Восемь лет назад похоронив мужа, Прасковья Тихоновна коротала век одна. Доживала тихо, незаметно, стараясь сделать как можно больше добра людям, будто боялась своей жизнью помешать им.
Считала несправедливостью, что пережила своего Савву, большого, сильного человека, и каждый день слезно молила о встрече с ним в том желанном, потустороннем мире.
И вот дождалась… И умерла тихо, незаметно, как жила, не причинив смертью излишних хлопот людям.
В избе было жарко и тесно. Народ все прибывал, подпирал сзади, жался друг к другу. Пришла бабка Авдотья, известная на селе голосильщица, поправила на голове Прасковьи седую прядь, хилой грудью набрала в легкие воздух и, привычно обхватив ладонями щеки, заголосила звонко и жутко:
— Да на кого ж ты нас оставила, подруженька наша горемычная?! Да отчего ж так рано закрылись твои глазоньки?! Да как же нам теперь без тебя век вековать?!
Около двери громко чихнул Кузьма, торопливо перекрестил рот и вышел в сени. Люди в горнице колыхнулись, засопели носами, нестройно подтянули Авдотье. Мушкет на мгновение затих, словно прислушиваясь к плачу, а потом завыл еще пронзительней и горше.

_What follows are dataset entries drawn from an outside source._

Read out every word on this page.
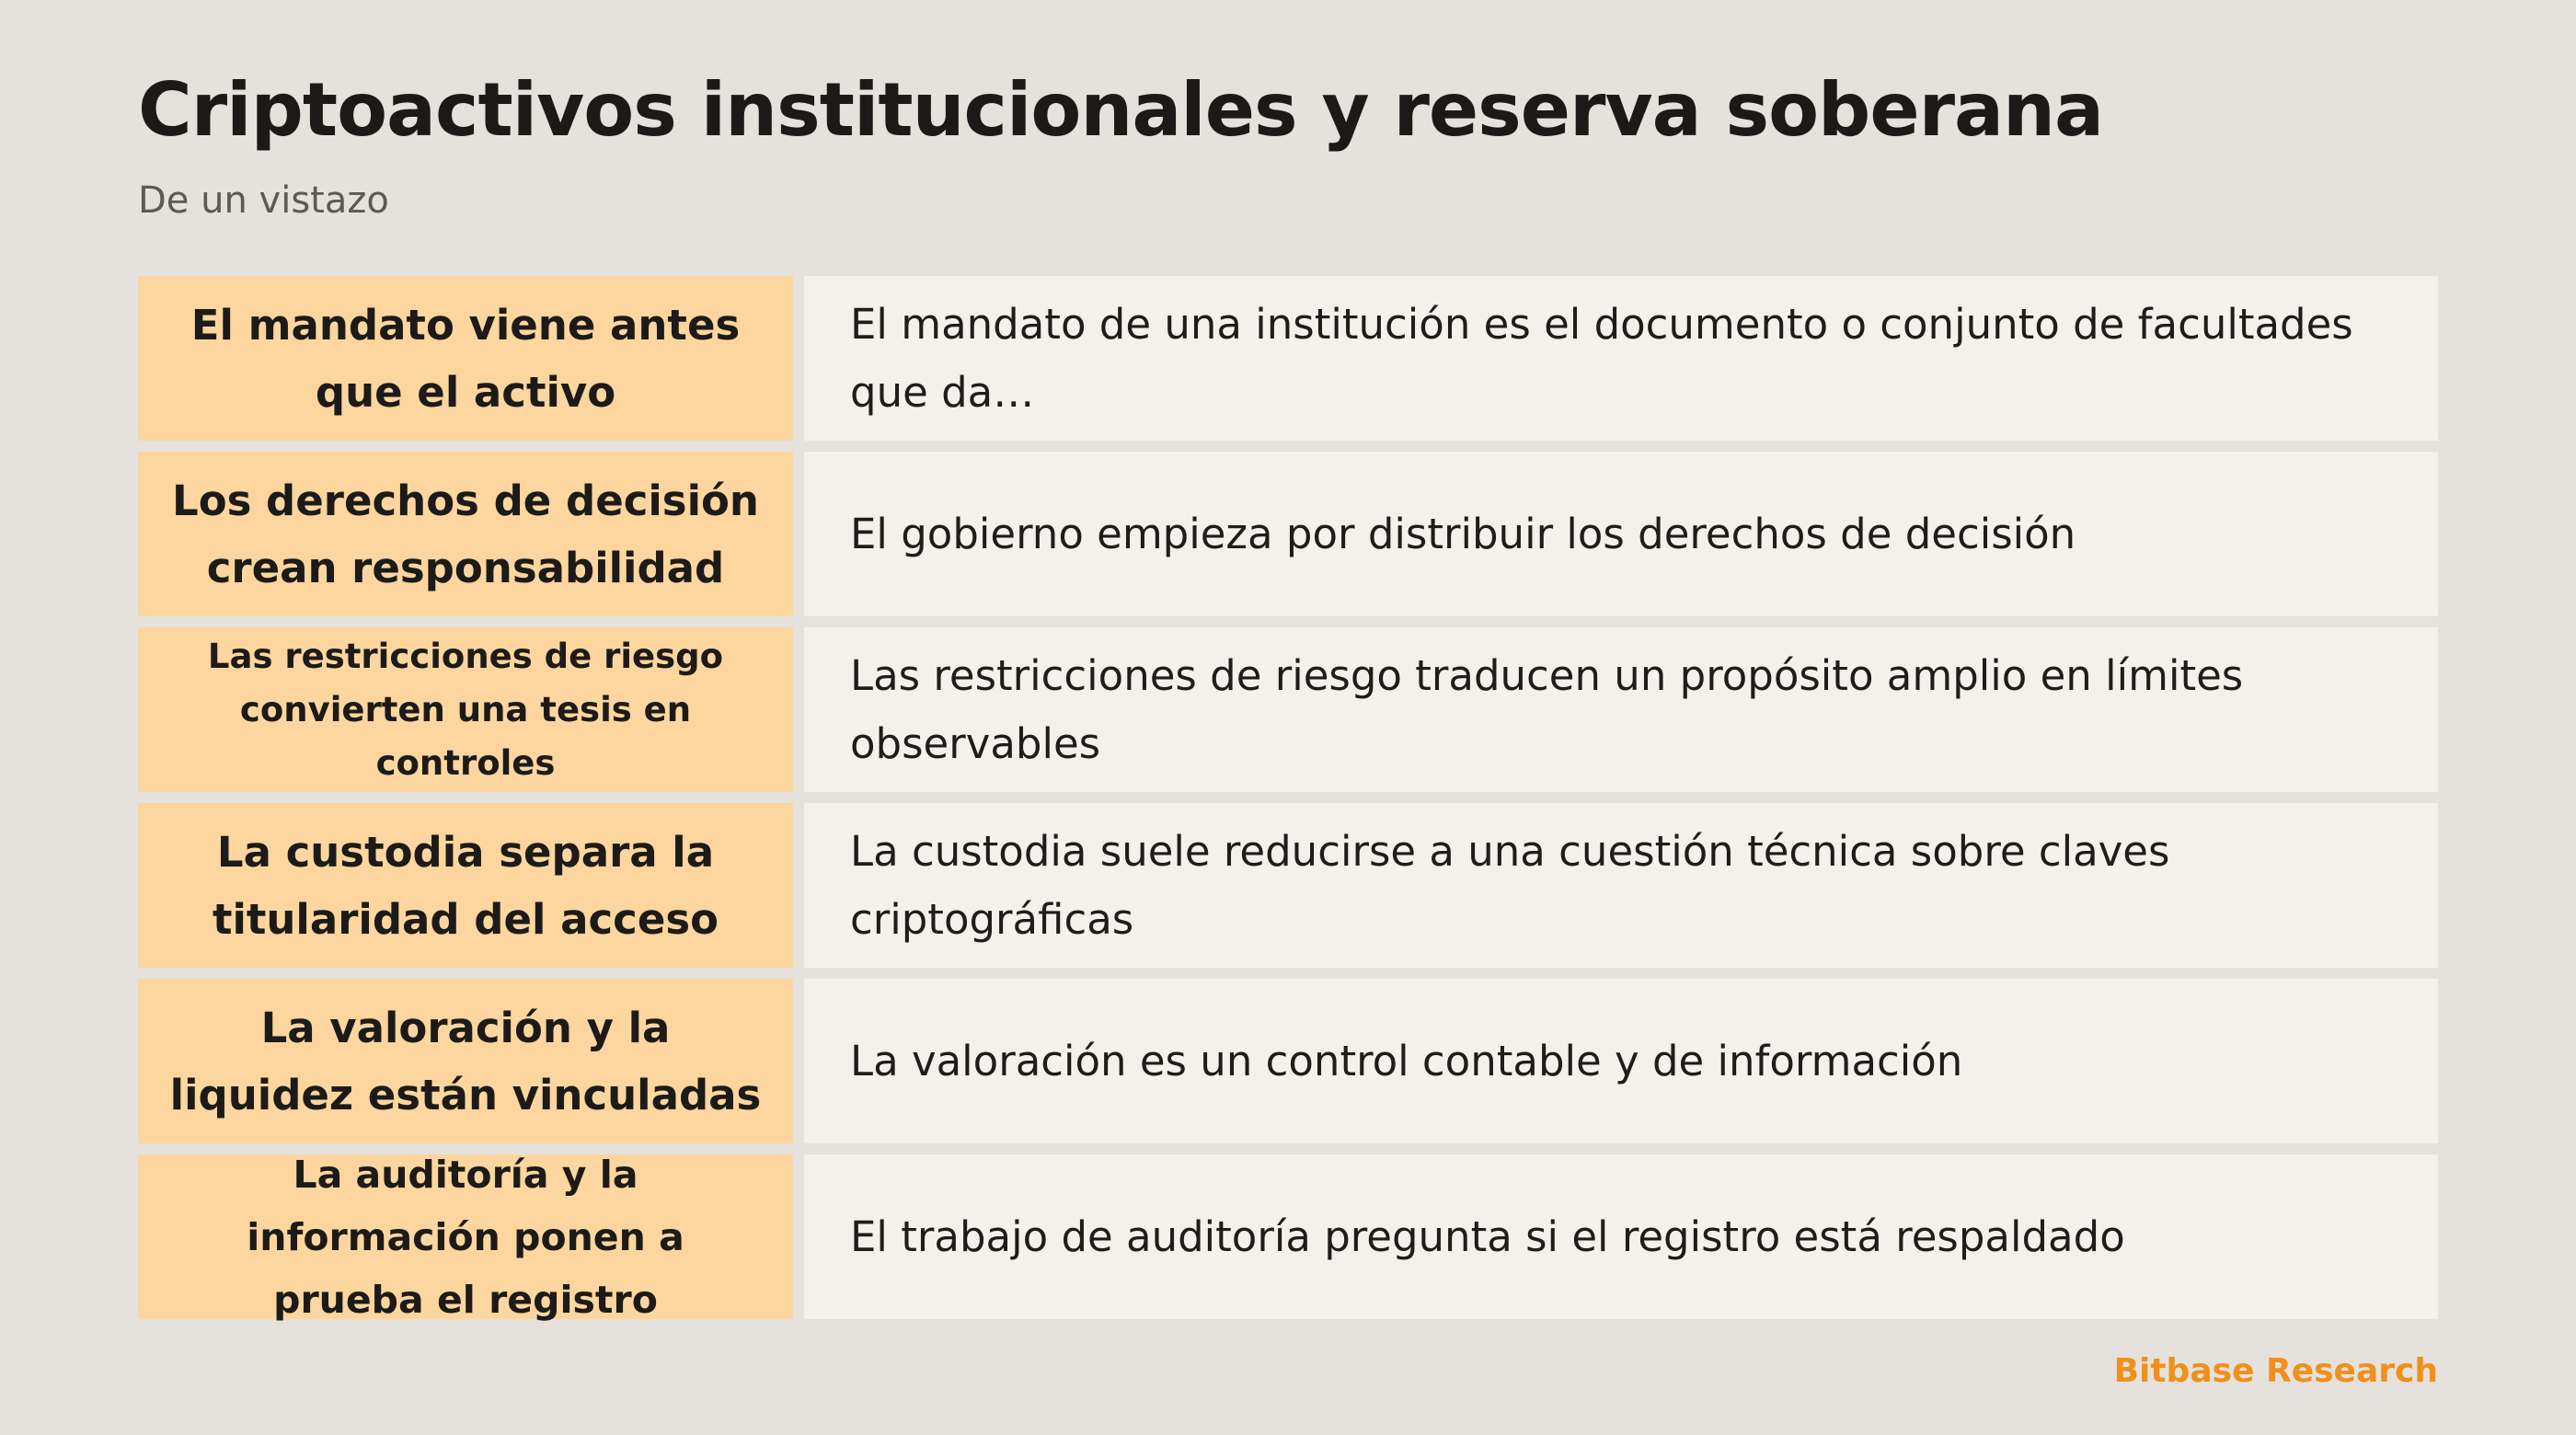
Criptoactivos institucionales y reserva soberana

De un vistazo

El mandato viene antes que el activo
El mandato de una institución es el documento o conjunto de facultades que da…
Los derechos de decisión crean responsabilidad
El gobierno empieza por distribuir los derechos de decisión
Las restricciones de riesgo convierten una tesis en controles
Las restricciones de riesgo traducen un propósito amplio en límites observables
La custodia separa la titularidad del acceso
La custodia suele reducirse a una cuestión técnica sobre claves criptográficas
La valoración y la liquidez están vinculadas
La valoración es un control contable y de información
La auditoría y la información ponen a prueba el registro
El trabajo de auditoría pregunta si el registro está respaldado
Bitbase Research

Хоронили Прасковью Тихоновну всем селом.
Впереди процессии с большим березовым крестом в руках и с начищенными медалями на груди шел Кузьма Дорофеев. За ним длинной лентой тянулись односельчане. Было сухо и жарко. Люди молчали. А когда за селом, в полях, над похоронным шествием звонкими трелями залились жаворонки, Авдотья вдруг схилилась набок, подняла корявые, работящие руки к небу, тяжко охнула и заголосила с какой-то отчаянной искренностью. Палило солнце, с полей несло чабрецом и донником, люди опускали головы и боялись смотреть в глаза друг другу.
Могилу выкопали в углу кладбища, под белыми березками, рядом с могилой ее Саввы. Исполнил Прасковьину просьбу добродушный мужик Кузьма: под самым еще не совсем сгнившим боком Саввиного гроба наметил ей место вечного покоя.
Звякнули о сухую глину лопаты, охнули в последний раз бабы, и комья земли гулко ударили по светлой крышке гроба. Оттесненный частоколом ног, Мушкет громко взвыл и, кусаясь, ринулся к могиле. Не понимая своим старым собачьим умом происходящего, долго смотрел слезящимися глазами в черный провал, а потом поднял к небу морду и опять тоскливо завыл.
Журнал «Юность» № 12 декабрь 1973 г.